KARACHI: Highlighting labour issues in Pakistan panelists at IbA discussed working conditions, health and occupational safety hazards, labour and workplace laws and the issue of low wages in the country.
Department of Social Sciences and Liberal Arts, Institute of Business Administration (IBA), Karachi and the Pakistan Institute of Labour Education and Research (PILER) organized a panel discussion titled Business and Human Rights: Opportunities and Challenges at the IBA, Karachi main campus.
The panel comprised of former President of the Karachi Chamber of Commerce and Industry and former advisor to Chief Minister Sindh on investment, Zubair Motiwala; visiting faculty of law at IBA and human rights activist who also works with social movements, Abira Ashfaq; former Joint Director, Labour Department of Sindh, Government of Pakistan, Gulfam Nabi Memon; and Joint Director, PILER, Zulfiqar Shah. Chair of Social Sciences and Liberal Arts Department at IBA Karachi, Dr. Faiza Mushtaq introduced the session.
The session sought to explore the increasing global focus on ethics in trade. Pakistan is particularly at the center of this debate as it holds a prominent position in agriculture and textile value chain exports.
Pakistan has also been granted the Generalized System of Preferences (GSP+) status starting in 2014 that allows tariff free exports to Europe in return for compliance to a set of international treaties and conventions, related to human rights and labour rights.
The discussion also steered towards the processes adopted to ensure compliance to rights standards and best practices at workplace and whether such mechanisms were effective enough or not.
“The world is now looking at the business sector to ensure human rights are protected at their workplaces and daily operations,” said Zulfiqar Shah.
He also stated that Pakistan stands on the sixth position when it comes to labour bondage and the 2012 Baldia fire tragedy, repeated fire accidents and the recent incident at Clifton’s Marina Tower, which killed six construction workers, are just a few examples of the compromised structure of labour rights in the country.
Ms. Abira Ashfaq spoke about the plight of home-based workers who produce at the low end of the global supply chain. “Home-based workers work in isolation under compromised conditions and do not get the rights that those working on factory floors do,” she said.
Even though Pakistan has signed and ratified several treaties when it comes to human rights and labour rights, it is important to note that in terms of laws to implement them, not much is being done on the ground to ensure that workers reap the benefit.

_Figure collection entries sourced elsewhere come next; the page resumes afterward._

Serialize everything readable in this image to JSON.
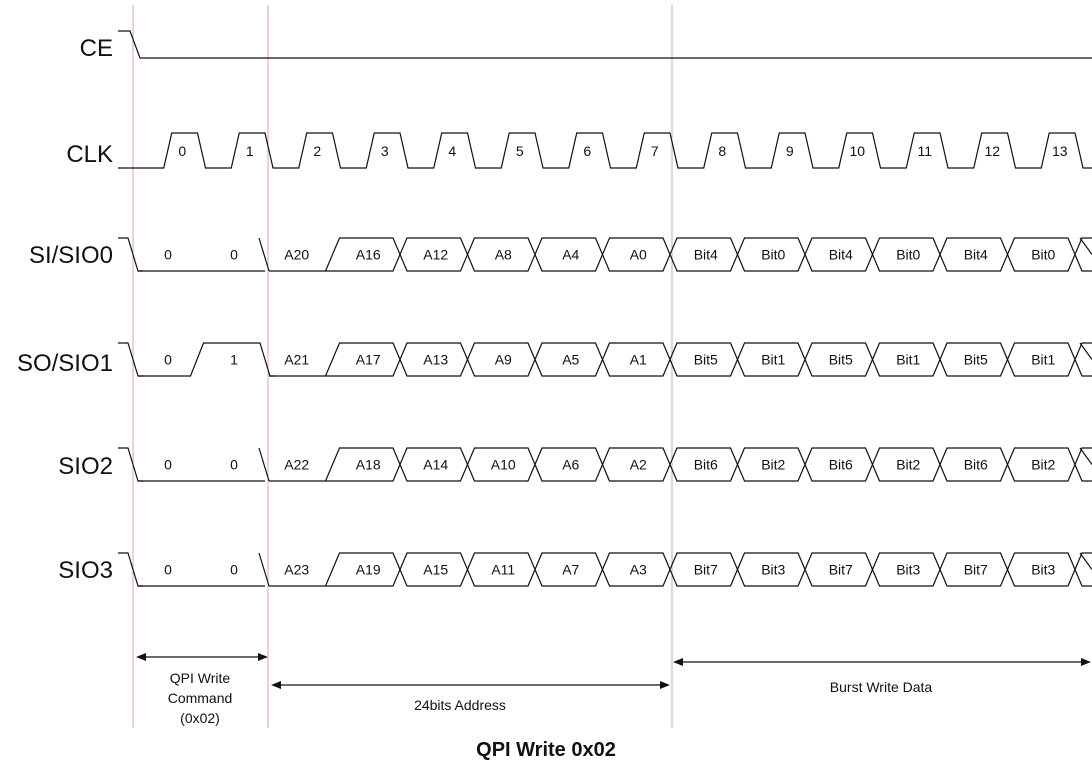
{
  "signals": {
    "ce": {
      "name": "CE"
    },
    "clk": {
      "name": "CLK",
      "cycles": [
        "0",
        "1",
        "2",
        "3",
        "4",
        "5",
        "6",
        "7",
        "8",
        "9",
        "10",
        "11",
        "12",
        "13"
      ]
    },
    "sio0": {
      "name": "SI/SIO0",
      "values": [
        "0",
        "0",
        "A20",
        "A16",
        "A12",
        "A8",
        "A4",
        "A0",
        "Bit4",
        "Bit0",
        "Bit4",
        "Bit0",
        "Bit4",
        "Bit0"
      ]
    },
    "sio1": {
      "name": "SO/SIO1",
      "values": [
        "0",
        "1",
        "A21",
        "A17",
        "A13",
        "A9",
        "A5",
        "A1",
        "Bit5",
        "Bit1",
        "Bit5",
        "Bit1",
        "Bit5",
        "Bit1"
      ]
    },
    "sio2": {
      "name": "SIO2",
      "values": [
        "0",
        "0",
        "A22",
        "A18",
        "A14",
        "A10",
        "A6",
        "A2",
        "Bit6",
        "Bit2",
        "Bit6",
        "Bit2",
        "Bit6",
        "Bit2"
      ]
    },
    "sio3": {
      "name": "SIO3",
      "values": [
        "0",
        "0",
        "A23",
        "A19",
        "A15",
        "A11",
        "A7",
        "A3",
        "Bit7",
        "Bit3",
        "Bit7",
        "Bit3",
        "Bit7",
        "Bit3"
      ]
    }
  },
  "annotations": {
    "command": {
      "line1": "QPI Write",
      "line2": "Command",
      "line3": "(0x02)"
    },
    "address": "24bits Address",
    "burst": "Burst Write Data"
  },
  "caption": "QPI Write 0x02"
}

Representing the trade and business community in Pakistan, Mr. Motiwala said that it isn’t easy for any business to remain aloof and not abide by the rules and laws that exist in the country.
He said that it isn’t easy selling the ‘Made in Pakistan’ brand around the world, as we have issues ranging from high production cost and quality deficits, to challenges like terrorism and human rights violations associated with our name. “Therefore, our exports do not increase or surpass US$24-25 billion and we have to be more competent than other countries in the South Asian region to exceed it. Making Pakistan sell-able as a brand is important to have a better economy.”
Mr. Memon admitted that corruption is a reality in the labour department. “There is a lack of political will, capacity deficit in officers and the trend of unfair recruitments among a lot of other issues that affect the performance of the concerned departments.”